Hunt mengatakan bahwa ada tiga faktor akademik yang perlu diuji pada siswa oleh

setiap sekolah, karena ketiganya sangat mempengaruhi proses belajar mereka, yaitu

kecerdasan akademik, motivasi akademik, dan pengetahuan yang telah diperoleh

sebelum memasuki sekolah (Hunt, 1999: 26).

Indeks dari ketiga aspek tersebut amat penting untuk diketahui dalam rangka

pengembangan perencanaan oleh guru. Siswa-siswa dengan tingkat kemampuan

tinggi memiliki permintaan perlakuan belajar yang berbeda dari lainnya. Demikian

pula, siswa dengan tingkat kemampuan rendah, yang menuntut perlakuan berbeda,

karena mereka punya hak yang sama untuk memperoleh kompetensi sesuai yang telah

disepakati melalui perumusan kurikulum. Mereka tidak boleh keluar dari sekolah

dengan indeks nilai 8.00 (umpamanya) untuk semua mata pelajaran. Prinsip ini harus

dikomunikasikan pada siswa, dan mereka harus menerima berbgai kebijakan

7

perlakuan untuk mencapai indeks kompetisi tersebut. Hunt menyimpulkan beberapa

karakteristik siswa beretos belajar tinggi sebagai berikut:

1. Mampu menyelesaikan perkerjaannya lebih cepat daripada teman-teman

sekelasnya.

2. Memiliki latar belakang kemampuan yang luas.

3. Mampu menangkap berbagai pengalaman baru dengan akumulasi yang relatif

besar.

4. Memiliki sejarah sukses akademik.

5. Penuh percaya diri.

6. Selalu hendak terlibat dalam tim baru untuk mengembangkan pengalaman.

7. Bekerja baik sesuai kemampuannya.

8. Sering menjadi terbaik di kelasnya.

9. Senang menghadapi berbagai tantangan.

10. Sering berinteraksi dengan kelompoknya.

11. Menyampaikan pertanyaan yang kritis dan mendalam.

12. Menerima tanggung jawab.

13. Selalu cenderung untuk menyelesaikan tugas secara tuntas.

14. Selalu memiliki konsep diri yang positif.

15. Sering beramah-tamah dengan sesama.

Siswa dengan ciri tersebut termasuk dalam kategori berkemampuan tinggi dan

beretos belajar tinggi.
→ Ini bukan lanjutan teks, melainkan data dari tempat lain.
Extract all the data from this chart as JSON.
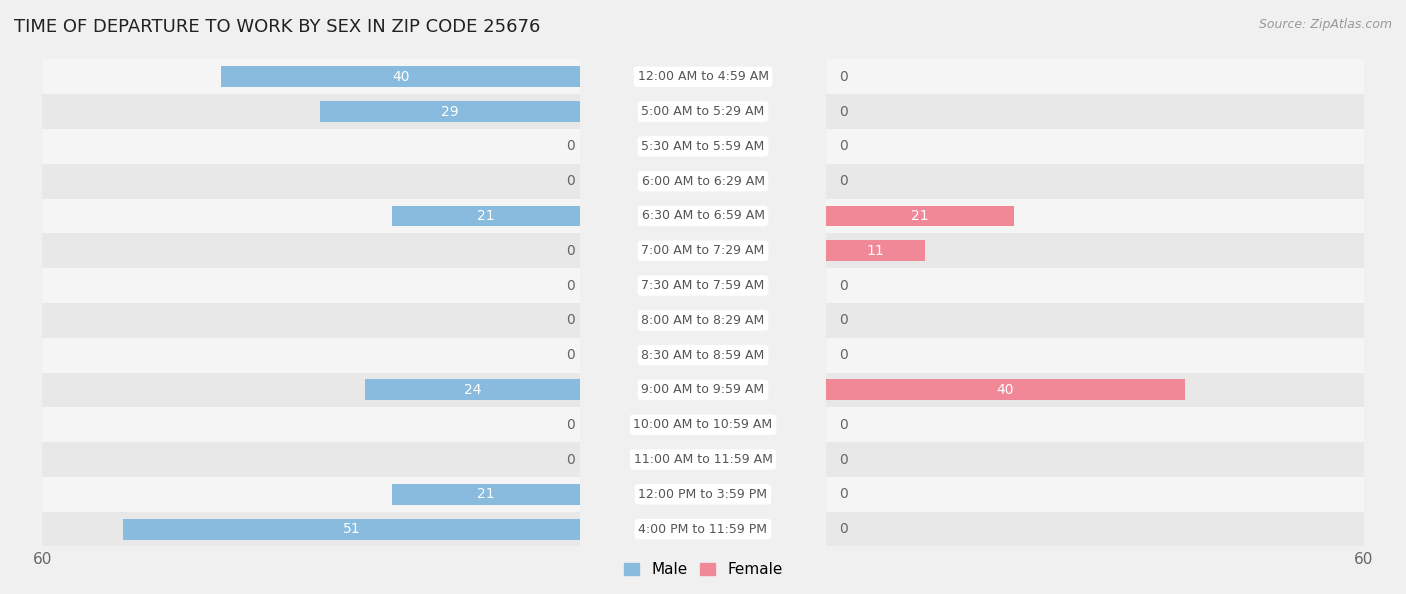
{
  "title": "TIME OF DEPARTURE TO WORK BY SEX IN ZIP CODE 25676",
  "source": "Source: ZipAtlas.com",
  "categories": [
    "12:00 AM to 4:59 AM",
    "5:00 AM to 5:29 AM",
    "5:30 AM to 5:59 AM",
    "6:00 AM to 6:29 AM",
    "6:30 AM to 6:59 AM",
    "7:00 AM to 7:29 AM",
    "7:30 AM to 7:59 AM",
    "8:00 AM to 8:29 AM",
    "8:30 AM to 8:59 AM",
    "9:00 AM to 9:59 AM",
    "10:00 AM to 10:59 AM",
    "11:00 AM to 11:59 AM",
    "12:00 PM to 3:59 PM",
    "4:00 PM to 11:59 PM"
  ],
  "male_values": [
    40,
    29,
    0,
    0,
    21,
    0,
    0,
    0,
    0,
    24,
    0,
    0,
    21,
    51
  ],
  "female_values": [
    0,
    0,
    0,
    0,
    21,
    11,
    0,
    0,
    0,
    40,
    0,
    0,
    0,
    0
  ],
  "male_color": "#88bbdd",
  "female_color": "#f08898",
  "male_label": "Male",
  "female_label": "Female",
  "label_inside_color": "#ffffff",
  "label_outside_color": "#666666",
  "bar_height": 0.6,
  "xlim": 60,
  "title_fontsize": 13,
  "source_fontsize": 9,
  "axis_fontsize": 11,
  "value_fontsize": 10,
  "cat_fontsize": 9,
  "bg_color": "#f0f0f0",
  "row_color_odd": "#f5f5f5",
  "row_color_even": "#e8e8e8",
  "cat_label_color": "#555555",
  "tick_color": "#666666"
}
Dengan mengacu pada kriteria tersebut maka pada dasarnya

setiap siswa baik dalam level individu maupun kelompok akan dapat diukur melalui

indeks etos belajar untuk dipetakan tingkat kompetensi rata-ratanya pada setiap unit

sekolah.

Di Wilayah provinsi DIY, pergerakan positif menuju target MDGs ini juga

terjadi, khususnya pada tingkat sekolah dasar, sedangkan pada tingkat SMP

pergerakannya melambat. Kota Jogja dan Kabupaten Sleman APM mengalami

kenaikan positif, sedangkan di kabupaten Bantul mengalami trend naik turun. Kondisi

serupa juga terjadi untuk angka partisipasi murni tingkat SMP/MTS (13-15 tahun).

Angka APM SMP mengalami peningkatan dengan trend fluktuatif. Upaya keras

masih dibutuhkan untuk mencapai target 100% seluruh penduduk Indonesia

bersekolah hingga jenjang SMP. Terlebih terkait partisipasi anak perempuan yang

rasio partisipasinya lebih kecil dari anak laki-laki. Kondisi ini menunjukkan profil

pendidikan di Indonesia, dimana makin tinggi jenjang pendidikan, makin rendah

angka partisipasi perempuan.

Akan tetapi problem mendasar yang perlu segera mendapat solusi adalah

bagaimana target kuantitatif tersebut mampu bergeser ke target kualitatif. Harus

diakui bahwa secara kualitatif mutu pendidikan di Yogyakarta kurang merata, dan

sepertinya makin ke pinggiran makin rendah mutunya. Jadi berbagai lembaga

8

pendidikan dari jenjang SD hingga SMA/SMK yang berkualitas lebih terkonsentrasi

di daerah perkotaan, sedangkan di daerah pedesaan jauh lebih rendah kualitasnya.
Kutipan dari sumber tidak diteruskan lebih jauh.